Byte

The byte [ baɪt ] is a unit of digital technology and computer science, which stands for a sequence of usually 8 bits. Historically, one byte the number of bits to encode a single text character in the particular computer system and is, therefore, the smallest addressable element in many computer architectures. To specifically indicate a number of 8 bits, the term octet is used.

Definitions

What exactly denotes a byte is defined slightly differently depending on the application. The term may stand for:

A measure of an amount of data of 8 bits with the unit symbol "B", and it does not depend on the order of the individual bits.
An ordered position (n- tuples) of 8 bits, whose formal name ISO compliant octet is (1 byte = 8 bits). An octet is sometimes split into two halves (nibbles ) decomposed to 4 bits, each nibble is represented by a hexadecimal digit. An octet can thus be represented by two hexadecimal digits.
The smallest addressable by address bus data amount of a certain technical system, for example: at Telex: 1 character = 5 bits
IBM 1401: 1 character = 6 bits
In ASCII: 1 character = 7 bits
IBM PC: 1 character = 8 bits = 1 octet
At Nixdorf 820: 1 character = 12 bits
With computer systems of the types UNIVAC 1100/2200 and OS2200 Series: 1 character = 9 bits (ASCII code ) or 6 bits ( FIEL DATA Code )
For computers the PDP-10 family: 1 character = 1 ... 36 Bit, byte length freely selectable

In most of today's computers, these definitions fall ( smallest addressable unit, data type in programming languages , C data type) in a composite and are then identical in size.
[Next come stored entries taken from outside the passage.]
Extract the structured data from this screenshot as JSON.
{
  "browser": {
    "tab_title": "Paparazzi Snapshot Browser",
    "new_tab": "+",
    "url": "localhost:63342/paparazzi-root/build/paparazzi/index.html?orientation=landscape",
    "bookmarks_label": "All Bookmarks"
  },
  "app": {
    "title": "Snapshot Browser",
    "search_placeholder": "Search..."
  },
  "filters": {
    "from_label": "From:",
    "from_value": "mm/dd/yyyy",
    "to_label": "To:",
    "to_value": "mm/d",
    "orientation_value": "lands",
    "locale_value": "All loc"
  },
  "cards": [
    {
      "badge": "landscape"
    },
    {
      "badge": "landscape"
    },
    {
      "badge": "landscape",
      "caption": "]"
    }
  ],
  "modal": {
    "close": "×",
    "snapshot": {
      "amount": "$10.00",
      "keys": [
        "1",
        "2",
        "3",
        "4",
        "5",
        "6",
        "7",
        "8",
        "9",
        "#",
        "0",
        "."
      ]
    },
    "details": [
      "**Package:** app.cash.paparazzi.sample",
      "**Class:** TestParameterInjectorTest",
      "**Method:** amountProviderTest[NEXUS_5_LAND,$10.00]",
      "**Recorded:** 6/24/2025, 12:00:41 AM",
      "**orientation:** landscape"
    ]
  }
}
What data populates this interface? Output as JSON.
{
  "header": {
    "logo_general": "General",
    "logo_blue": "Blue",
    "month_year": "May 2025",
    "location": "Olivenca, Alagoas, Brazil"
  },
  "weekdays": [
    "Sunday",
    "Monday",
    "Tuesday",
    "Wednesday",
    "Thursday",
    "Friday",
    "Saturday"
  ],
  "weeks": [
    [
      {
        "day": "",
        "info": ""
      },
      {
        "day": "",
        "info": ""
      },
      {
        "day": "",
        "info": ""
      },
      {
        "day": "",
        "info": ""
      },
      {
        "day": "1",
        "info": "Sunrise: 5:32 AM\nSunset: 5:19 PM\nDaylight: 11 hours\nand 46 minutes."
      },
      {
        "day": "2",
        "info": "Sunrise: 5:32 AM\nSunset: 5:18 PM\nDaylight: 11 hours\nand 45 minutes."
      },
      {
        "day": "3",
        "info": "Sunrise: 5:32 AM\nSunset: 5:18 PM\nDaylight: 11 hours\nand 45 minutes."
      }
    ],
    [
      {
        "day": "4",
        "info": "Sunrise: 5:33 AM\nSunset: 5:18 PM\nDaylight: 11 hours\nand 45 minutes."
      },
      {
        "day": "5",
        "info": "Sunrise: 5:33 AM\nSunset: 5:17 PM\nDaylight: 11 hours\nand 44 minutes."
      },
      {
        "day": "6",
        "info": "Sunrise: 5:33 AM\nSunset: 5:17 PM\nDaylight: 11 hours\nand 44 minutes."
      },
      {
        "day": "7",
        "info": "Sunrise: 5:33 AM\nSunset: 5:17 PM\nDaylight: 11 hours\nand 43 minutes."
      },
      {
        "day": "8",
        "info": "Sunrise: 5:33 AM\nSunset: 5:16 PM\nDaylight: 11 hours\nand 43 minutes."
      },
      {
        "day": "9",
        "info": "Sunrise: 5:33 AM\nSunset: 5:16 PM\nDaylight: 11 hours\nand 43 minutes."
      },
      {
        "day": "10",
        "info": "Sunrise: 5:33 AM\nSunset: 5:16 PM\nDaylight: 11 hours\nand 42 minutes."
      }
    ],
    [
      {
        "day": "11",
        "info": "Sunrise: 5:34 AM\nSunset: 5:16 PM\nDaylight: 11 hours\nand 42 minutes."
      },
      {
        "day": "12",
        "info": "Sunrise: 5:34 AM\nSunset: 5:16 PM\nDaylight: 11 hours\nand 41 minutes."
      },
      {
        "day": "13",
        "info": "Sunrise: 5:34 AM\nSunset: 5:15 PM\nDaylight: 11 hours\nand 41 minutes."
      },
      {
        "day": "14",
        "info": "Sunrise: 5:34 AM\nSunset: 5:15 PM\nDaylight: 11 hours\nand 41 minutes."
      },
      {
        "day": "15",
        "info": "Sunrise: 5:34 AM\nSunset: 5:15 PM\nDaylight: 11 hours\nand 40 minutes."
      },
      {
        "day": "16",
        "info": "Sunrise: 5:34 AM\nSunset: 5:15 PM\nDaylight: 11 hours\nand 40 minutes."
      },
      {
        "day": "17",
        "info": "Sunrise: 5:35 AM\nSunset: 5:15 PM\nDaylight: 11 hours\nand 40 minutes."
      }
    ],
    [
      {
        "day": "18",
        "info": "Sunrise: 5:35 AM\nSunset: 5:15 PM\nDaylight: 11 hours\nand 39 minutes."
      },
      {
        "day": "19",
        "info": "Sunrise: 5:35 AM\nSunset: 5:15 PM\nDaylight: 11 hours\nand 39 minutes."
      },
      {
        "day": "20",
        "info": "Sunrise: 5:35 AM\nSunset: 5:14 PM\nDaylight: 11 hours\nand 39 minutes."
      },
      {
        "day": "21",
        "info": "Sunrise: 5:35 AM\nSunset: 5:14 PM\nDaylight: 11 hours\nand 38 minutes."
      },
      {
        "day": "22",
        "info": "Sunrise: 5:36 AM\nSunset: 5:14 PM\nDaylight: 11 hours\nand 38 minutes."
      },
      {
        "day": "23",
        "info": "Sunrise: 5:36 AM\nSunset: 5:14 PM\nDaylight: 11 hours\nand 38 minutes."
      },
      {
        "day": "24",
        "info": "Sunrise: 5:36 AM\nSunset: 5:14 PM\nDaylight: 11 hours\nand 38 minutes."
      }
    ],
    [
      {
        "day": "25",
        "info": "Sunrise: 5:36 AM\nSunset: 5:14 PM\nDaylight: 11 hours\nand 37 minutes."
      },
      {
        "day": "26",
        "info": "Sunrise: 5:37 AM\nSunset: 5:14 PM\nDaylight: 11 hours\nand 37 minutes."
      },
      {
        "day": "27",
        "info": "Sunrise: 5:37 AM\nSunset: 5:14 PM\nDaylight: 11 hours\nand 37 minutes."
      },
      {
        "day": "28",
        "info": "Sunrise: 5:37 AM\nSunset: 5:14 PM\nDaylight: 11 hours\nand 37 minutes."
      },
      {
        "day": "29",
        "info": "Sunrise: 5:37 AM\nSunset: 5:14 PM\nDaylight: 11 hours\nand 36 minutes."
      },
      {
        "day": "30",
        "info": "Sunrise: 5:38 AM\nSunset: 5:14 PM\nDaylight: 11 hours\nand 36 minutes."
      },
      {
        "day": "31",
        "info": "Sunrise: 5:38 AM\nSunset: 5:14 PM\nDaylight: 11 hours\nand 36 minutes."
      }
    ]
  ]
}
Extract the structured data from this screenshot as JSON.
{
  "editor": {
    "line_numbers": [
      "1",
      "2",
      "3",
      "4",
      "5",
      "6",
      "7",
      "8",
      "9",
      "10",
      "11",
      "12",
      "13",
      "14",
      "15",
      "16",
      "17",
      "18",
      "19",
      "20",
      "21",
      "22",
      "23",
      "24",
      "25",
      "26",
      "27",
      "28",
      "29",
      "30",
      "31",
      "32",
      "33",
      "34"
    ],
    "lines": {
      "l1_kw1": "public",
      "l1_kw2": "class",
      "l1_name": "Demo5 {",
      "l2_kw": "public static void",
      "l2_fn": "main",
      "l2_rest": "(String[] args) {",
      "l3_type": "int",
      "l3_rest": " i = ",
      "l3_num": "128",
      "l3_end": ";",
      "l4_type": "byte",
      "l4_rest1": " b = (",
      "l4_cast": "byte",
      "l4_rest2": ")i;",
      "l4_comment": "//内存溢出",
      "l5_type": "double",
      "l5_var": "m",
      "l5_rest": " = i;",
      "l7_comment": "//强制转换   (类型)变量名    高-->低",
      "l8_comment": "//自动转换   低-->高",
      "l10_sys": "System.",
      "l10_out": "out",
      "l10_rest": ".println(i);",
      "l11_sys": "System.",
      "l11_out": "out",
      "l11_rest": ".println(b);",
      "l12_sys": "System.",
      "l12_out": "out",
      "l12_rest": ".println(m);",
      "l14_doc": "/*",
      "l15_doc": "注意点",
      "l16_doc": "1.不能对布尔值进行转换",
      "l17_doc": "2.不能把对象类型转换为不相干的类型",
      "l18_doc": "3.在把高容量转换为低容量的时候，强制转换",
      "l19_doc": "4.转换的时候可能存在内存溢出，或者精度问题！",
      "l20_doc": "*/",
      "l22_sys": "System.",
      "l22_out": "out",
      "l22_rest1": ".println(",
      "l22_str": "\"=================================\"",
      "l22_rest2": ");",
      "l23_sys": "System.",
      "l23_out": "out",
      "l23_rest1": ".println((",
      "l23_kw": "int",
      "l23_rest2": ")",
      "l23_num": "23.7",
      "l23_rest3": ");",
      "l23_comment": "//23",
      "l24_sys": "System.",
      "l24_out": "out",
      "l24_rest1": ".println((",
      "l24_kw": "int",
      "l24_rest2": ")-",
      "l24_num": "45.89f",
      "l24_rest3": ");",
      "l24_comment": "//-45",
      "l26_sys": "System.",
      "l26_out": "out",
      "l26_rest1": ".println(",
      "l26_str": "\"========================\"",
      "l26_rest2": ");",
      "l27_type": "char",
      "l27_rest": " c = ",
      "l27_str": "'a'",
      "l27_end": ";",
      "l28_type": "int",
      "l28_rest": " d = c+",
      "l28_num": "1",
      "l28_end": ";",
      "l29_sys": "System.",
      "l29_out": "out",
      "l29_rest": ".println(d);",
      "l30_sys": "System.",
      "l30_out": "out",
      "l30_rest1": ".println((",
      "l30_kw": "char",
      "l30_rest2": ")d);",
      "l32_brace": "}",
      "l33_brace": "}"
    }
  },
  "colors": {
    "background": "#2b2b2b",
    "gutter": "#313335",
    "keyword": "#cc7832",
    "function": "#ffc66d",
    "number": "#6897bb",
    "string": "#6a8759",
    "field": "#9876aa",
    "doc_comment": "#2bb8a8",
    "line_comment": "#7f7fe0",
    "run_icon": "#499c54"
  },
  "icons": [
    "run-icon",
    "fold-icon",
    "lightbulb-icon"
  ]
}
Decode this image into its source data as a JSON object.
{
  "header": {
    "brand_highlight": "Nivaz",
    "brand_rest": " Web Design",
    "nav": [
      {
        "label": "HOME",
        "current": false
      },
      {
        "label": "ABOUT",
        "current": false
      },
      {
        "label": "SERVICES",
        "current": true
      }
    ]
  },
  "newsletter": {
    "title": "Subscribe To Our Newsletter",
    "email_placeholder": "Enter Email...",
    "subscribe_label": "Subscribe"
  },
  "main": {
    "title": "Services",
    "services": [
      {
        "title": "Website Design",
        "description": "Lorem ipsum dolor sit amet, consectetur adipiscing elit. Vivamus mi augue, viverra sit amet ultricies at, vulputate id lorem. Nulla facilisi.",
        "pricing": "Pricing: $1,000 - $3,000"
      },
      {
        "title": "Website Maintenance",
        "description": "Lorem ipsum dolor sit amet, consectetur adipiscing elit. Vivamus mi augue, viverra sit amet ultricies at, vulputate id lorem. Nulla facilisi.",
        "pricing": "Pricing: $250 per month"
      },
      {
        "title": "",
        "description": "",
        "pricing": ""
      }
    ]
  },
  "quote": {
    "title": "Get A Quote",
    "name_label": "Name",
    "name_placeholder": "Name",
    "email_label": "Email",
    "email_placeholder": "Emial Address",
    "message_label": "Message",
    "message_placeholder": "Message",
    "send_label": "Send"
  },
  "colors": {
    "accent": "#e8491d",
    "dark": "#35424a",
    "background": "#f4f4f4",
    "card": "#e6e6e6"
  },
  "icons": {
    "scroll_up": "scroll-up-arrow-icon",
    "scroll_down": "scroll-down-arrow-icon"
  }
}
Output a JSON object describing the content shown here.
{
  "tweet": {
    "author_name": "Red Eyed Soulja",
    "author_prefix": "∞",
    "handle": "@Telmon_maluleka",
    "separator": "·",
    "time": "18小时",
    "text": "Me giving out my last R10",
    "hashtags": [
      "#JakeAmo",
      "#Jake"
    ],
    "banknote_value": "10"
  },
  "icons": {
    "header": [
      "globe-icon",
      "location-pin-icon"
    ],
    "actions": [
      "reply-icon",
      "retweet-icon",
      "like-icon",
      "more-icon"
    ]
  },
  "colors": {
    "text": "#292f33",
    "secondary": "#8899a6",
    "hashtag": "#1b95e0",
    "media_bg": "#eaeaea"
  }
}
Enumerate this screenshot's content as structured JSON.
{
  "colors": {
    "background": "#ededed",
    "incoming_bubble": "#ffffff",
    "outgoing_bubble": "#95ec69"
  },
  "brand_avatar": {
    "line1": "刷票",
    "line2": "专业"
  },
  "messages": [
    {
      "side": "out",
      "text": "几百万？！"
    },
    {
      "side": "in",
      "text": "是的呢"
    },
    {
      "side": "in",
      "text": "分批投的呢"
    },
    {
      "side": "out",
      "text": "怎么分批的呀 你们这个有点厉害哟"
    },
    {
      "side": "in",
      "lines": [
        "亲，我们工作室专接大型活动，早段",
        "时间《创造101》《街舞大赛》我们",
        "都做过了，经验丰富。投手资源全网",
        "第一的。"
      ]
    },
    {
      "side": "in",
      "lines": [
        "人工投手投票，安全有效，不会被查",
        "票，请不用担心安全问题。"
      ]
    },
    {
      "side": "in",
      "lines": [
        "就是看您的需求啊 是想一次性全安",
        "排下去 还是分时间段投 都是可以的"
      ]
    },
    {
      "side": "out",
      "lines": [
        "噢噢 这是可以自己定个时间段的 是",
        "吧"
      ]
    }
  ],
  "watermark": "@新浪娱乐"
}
The term byte is due to the large spread of systems that are based on eight bit (or a power of two multiples thereof), used to describe an eight- bit wide size in formal language ( according to ISO standards ) but correctly octet (English: octet ) is called. As a unit of measurement of size specifications, the term is used bytes ( within the meaning of 8 bit) in the German language. When transmitting a byte can be parallel ( all bits at a time ) or serial ( all bits one after the other ) to be transferred. To ensure the correctness check bits are added often. In the transmission of large amounts of further transmission protocols are possible. Thus, in 32-bit computers often 32 bits ( four bytes ) are transmitted together in one step, even if only one 8-bit -tuple needs to be transmitted. This allows a simplification of the algorithms necessary for the calculation and a smaller instruction set of the computer.

History of the term

Bit is a portmanteau of binary and digit, so called divalent digit - zero or one. Its components can be attributed to the Latin words digitus (finger), or the one used since ancient times to count (see Plautus: " computare digitis " ) and Latin (specifically neulateinisch ) Binarius (two times), cf latin to ( twice), back carry.

The word byte is artificial and dates ( German: little ) bit of English and bite ( German: Bite ) from. It was used to identify an amount of memory or the amount of data sufficient to display a character. The term was coined in 1956 by Werner Buchholz in an early design phase of an IBM computer. In the original, he described a width of six bits and put the smallest directly addressable memory unit of a computer is appropriate, and so you could see the letters and common special characters, for example, program source or other texts save (ie different characters). Bite The spelling was changed to bytes to avoid accidental confusion with bit.

In the 1960s, in its use of fast-spreading ASCII character set has been defined, still got along with a bit depth of seven bits. Later extended ASCII character sets were used by one bit, which could represent the most common international diacritics also, such as the code page 437 in these extended ASCII character sets, each character corresponds to exactly one byte with eight bits.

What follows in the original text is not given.